Die Spezifikation eines gebogenen Schiebers aus Kupferlegierung für eine neue Anwendung oder einen Ersatz erfordert die Definition mehrerer voneinander abhängiger Parameter. Wenn Sie diese bereits in der Spezifikationsphase richtig festlegen, werden Geometrie- und Materialabweichungen verhindert, die zu vorzeitigem Verschleiß oder einer falschen Passung in der Baugruppe führen.
Gebogene Schieber aus Kupferlegierung sind als Verschleißteile konzipiert – sie sind das Opferverschleißelement in der Baugruppe, sollen die teureren Passflächen vor Verschleiß schützen und ausgetauscht werden, wenn sie über ihre Lebensdauer hinaus verschlissen sind. Um dies richtig zu bewältigen, müssen Sie die Verschleißindikatoren und Austauschkriterien kennen und wissen, wie Sie die Wartungsintervalle durch korrekte Wartungspraktiken verlängern können.
Der Verschleiß eines gekrümmten Schiebers aus Kupferlegierung lässt sich am einfachsten überwachen, indem das Montagespiel zwischen dem Schieber und seiner passenden Führung oder Bohrung in definierten Abständen gemessen wird. Bei Neuinstallationen beträgt das Konstruktionsspiel in der Regel 0,02–0,08 mm für Präzisionswerkzeuganwendungen und 0,05–0,20 mm für allgemeine Maschinen. Wenn sich dieser Abstand um ein definiertes Vielfaches des Anfangswerts vergrößert hat – üblicherweise wird bei Präzisionswerkzeugen das 3- bis 5-fache des Anfangsabstands als Auslöser für den Austausch verwendet – hat sich die Genauigkeit der Lichtbogenführung auf ein Niveau verschlechtert, das sich auf die Teilequalität oder die Matrizenausrichtung auswirkt. Bei schweren Maschinenanwendungen ist das Kriterium häufig das Einsetzen eines erkennbaren Spiels oder Klapperns im Gelenk bei Lastumkehr.

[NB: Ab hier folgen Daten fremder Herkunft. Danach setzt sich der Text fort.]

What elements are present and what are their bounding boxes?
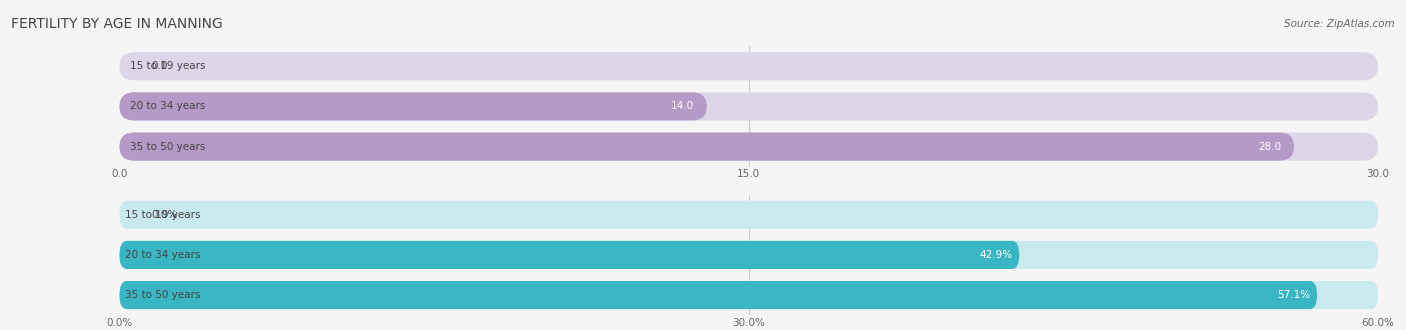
Text: 42.9%: 42.9% (980, 250, 1012, 260)
FancyBboxPatch shape (120, 92, 707, 120)
FancyBboxPatch shape (120, 92, 1378, 120)
Text: 15 to 19 years: 15 to 19 years (129, 61, 205, 71)
FancyBboxPatch shape (120, 201, 1378, 229)
Text: 20 to 34 years: 20 to 34 years (125, 250, 200, 260)
FancyBboxPatch shape (120, 133, 1378, 161)
Text: 0.0%: 0.0% (150, 210, 177, 220)
Text: 14.0: 14.0 (671, 101, 695, 112)
Text: 35 to 50 years: 35 to 50 years (129, 142, 205, 151)
Text: 35 to 50 years: 35 to 50 years (125, 290, 200, 300)
Text: 0.0: 0.0 (150, 61, 167, 71)
Text: 28.0: 28.0 (1258, 142, 1281, 151)
Text: Source: ZipAtlas.com: Source: ZipAtlas.com (1284, 18, 1395, 29)
Text: 15 to 19 years: 15 to 19 years (125, 210, 200, 220)
Text: 20 to 34 years: 20 to 34 years (129, 101, 205, 112)
FancyBboxPatch shape (120, 133, 1294, 161)
Text: 57.1%: 57.1% (1278, 290, 1310, 300)
FancyBboxPatch shape (120, 52, 1378, 80)
Text: FERTILITY BY AGE IN MANNING: FERTILITY BY AGE IN MANNING (11, 16, 224, 31)
FancyBboxPatch shape (120, 241, 1378, 269)
FancyBboxPatch shape (120, 281, 1317, 309)
FancyBboxPatch shape (120, 281, 1378, 309)
FancyBboxPatch shape (120, 241, 1019, 269)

Eine visuelle Inspektion der Gleitfläche liefert zusätzliche Informationen: Gleichmäßiger, polierter Verschleiß über die gesamte Lichtbogenfläche weist auf eine gute Kontaktverteilung und korrekte Ausrichtung hin. Konzentrierter Verschleiß an den Kanten oder an bestimmten Winkelpositionen weist auf eine Fehlausrichtung, eine Überlastung in einem Teil des Bogenbereichs oder eine falsche Übereinstimmung des Bogenradius zwischen Schlitten und Führungsschiene hin – Zustände, die die Lebensdauer verkürzen und zum Zeitpunkt des Austauschs untersucht und korrigiert werden sollten, nicht als normal akzeptiert werden.
Bei extern geschmierten Kurvenläufern aus Kupferlegierung hängt das Schmierintervall von den Betriebsbedingungen ab: Last, Geschwindigkeit, Temperatur und Verschmutzungsgrad. Ein allgemeiner Ausgangspunkt für fettgeschmierte gebogene Bronzeschieber in Industriemaschinen ist die Nachschmierung alle 100–250 Betriebsstunden unter normalen Bedingungen, die Reduzierung auf alle 40–80 Stunden in Umgebungen mit hoher Belastung, Staub oder Nässe. Das bevorzugte Schmiermittel für die meisten gebogenen Gleitstücke aus Kupferlegierung ist ein EP-Fett (Extreme Pressure) mit Lithiumkomplex-Verdickungsmittel, NLGI-Klasse 2, das 3–5 % Molybdändisulfid oder Graphit als Festschmierstoffzusatz enthält. Ölschmierung wird bei Anwendungen mit kontinuierlicher Bewegung bevorzugt, bei denen ein Ölfilm aufrechterhalten werden kann – ISO VG 68 bis ISO VG 220, abhängig von Betriebsgeschwindigkeit und Temperatur. Vermeiden Sie Schmierstoffe mit chlorierten EP-Zusätzen auf Gleitstücken aus Kupferlegierungen, da Chlor Kupfer-Zinn- und Kupfer-Zink-Legierungen angreift und eine beschleunigte Korrosion der Gleitfläche verursacht.